Thursday, June 11, 2009

Hypothyroidism

Nathan Becker, M.D., F.A.C.E., F.A.C.P, assistant clinical professor of medicine at University of California at San Francisco, says this about hypothyroidism in Thyroid Power: Ten Steps to Total Health written by Richard L. Shames, M.D., and Karilee Halo Shames, R.N., Ph.D.:

Hypothyroidism is undoubtedly the most common disorder of thyroid function. It affects both sexes and all ages; it may be overt or subclinical; the spectrum of severity is broad. At one extreme are patients who have a few symptoms and signs. At the other extreme are patients in coma. Hypothyroidism can be subclinical for many years, particularly in patients with autoimmune Hashimoto's thyroiditis.

Although we are beginning to understand immune mechanisms, we do not yet fully understand autoimmune thyroid disease. Hashimoto's disease is primarily cell-mediated immune destruction of the thyroid gland. In the less common Graves' disease (also called thyrotoxicosis), a circulating antibody drives the thyroid to hyperfunction, out of the control of pituitary TSH feedback. Graves' disease and Hashimoto's disease frequently coexist in families. Although the tendency to develop these autommune disorders is almost certainly inherited, we do not yet know how the malady is inherited.
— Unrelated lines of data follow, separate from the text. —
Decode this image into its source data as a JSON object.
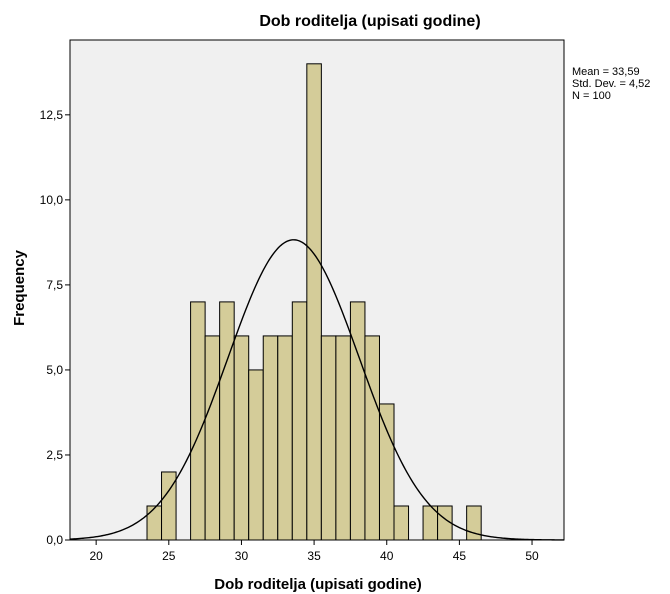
{
  "chart_data": {
    "type": "bar",
    "title": "Dob roditelja (upisati godine)",
    "xlabel": "Dob roditelja (upisati godine)",
    "ylabel": "Frequency",
    "xlim": [
      18.2,
      52.2
    ],
    "ylim": [
      0,
      14.7
    ],
    "x_ticks": [
      "20",
      "25",
      "30",
      "35",
      "40",
      "45",
      "50"
    ],
    "y_ticks": [
      "0,0",
      "2,5",
      "5,0",
      "7,5",
      "10,0",
      "12,5"
    ],
    "bin_width": 1,
    "bins": [
      {
        "x": 24,
        "value": 1
      },
      {
        "x": 25,
        "value": 2
      },
      {
        "x": 27,
        "value": 7
      },
      {
        "x": 28,
        "value": 6
      },
      {
        "x": 29,
        "value": 7
      },
      {
        "x": 30,
        "value": 6
      },
      {
        "x": 31,
        "value": 5
      },
      {
        "x": 32,
        "value": 6
      },
      {
        "x": 33,
        "value": 6
      },
      {
        "x": 34,
        "value": 7
      },
      {
        "x": 35,
        "value": 14
      },
      {
        "x": 36,
        "value": 6
      },
      {
        "x": 37,
        "value": 6
      },
      {
        "x": 38,
        "value": 7
      },
      {
        "x": 39,
        "value": 6
      },
      {
        "x": 40,
        "value": 4
      },
      {
        "x": 41,
        "value": 1
      },
      {
        "x": 43,
        "value": 1
      },
      {
        "x": 44,
        "value": 1
      },
      {
        "x": 46,
        "value": 1
      }
    ],
    "normal_curve": {
      "mean": 33.59,
      "sd": 4.52,
      "n": 100
    },
    "stats_text": [
      "Mean = 33,59",
      "Std. Dev. = 4,52",
      "N = 100"
    ],
    "colors": {
      "bar_fill": "#d4cc99",
      "bar_stroke": "#000000",
      "plot_bg": "#f0f0f0",
      "curve": "#000000"
    }
  }
}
What frequently confuses the average clinician is that patients often experience other autoimmune endocrinopathies simultaneously. Addison's disease (adrenal insufficiency), type 1 diabetes (insulin dependent), autoimmune gonadal failure, hypoparathyroidism and pituitary failure are not rare partners. Several years ago, Phyllis Saifer, M.D., and I coined the term APICH Syndrome, which introduced associative non-endocrine maladies with the previously outlined endocrine disorders. While clinically important, these relationships tantalized more than informed us about the basic mechanisms of autoimmunity.

Thyroid disorders are coupled maladies: localized inflammation with generalized flu-like symptoms and resultant hormone excesses or deficiencies. It is no surprise that the patient, as well as the physician, is confused.

Admid this confusion, treatment with thyroid hormone -- to the point of TSH suppression -- is often diagnostic as well as therapeutic. These remarks would be considered heresy by academicians. Physicians and patients should, however, remember that academicians are often passionate, idealistic, eccentric, quarrelsome and self-serving. They often do research, publish, teach, but rarely see or care for thyroid sufferers.

Regarding actual patient care, a trial of thyroid hormone therapy was often used to good advantage in the past. Today, with sensitive laboratory studies, such as TSH assays, our presumed ability to diagnose thyroid disease has encouraged the physician to treat the laboratory data instead of the patient. Consequently, empiric treatment with thyroid hormones has fallen out of favor.

Nevertheless, sensible, cost-effective treatments of widespread thyroid disorders remain an important concern of the physician, not least because the patient often presents with vague complaints that easily can be misdiagnosed. Patients who present with fatigue, depression and subtle cognitive defects are frequently dismissed, discouraged and mistreated. I've spent many years treating these patients with thyroxine (T-4) and more recently with concomitant triiodothyronine (T-3) with much success.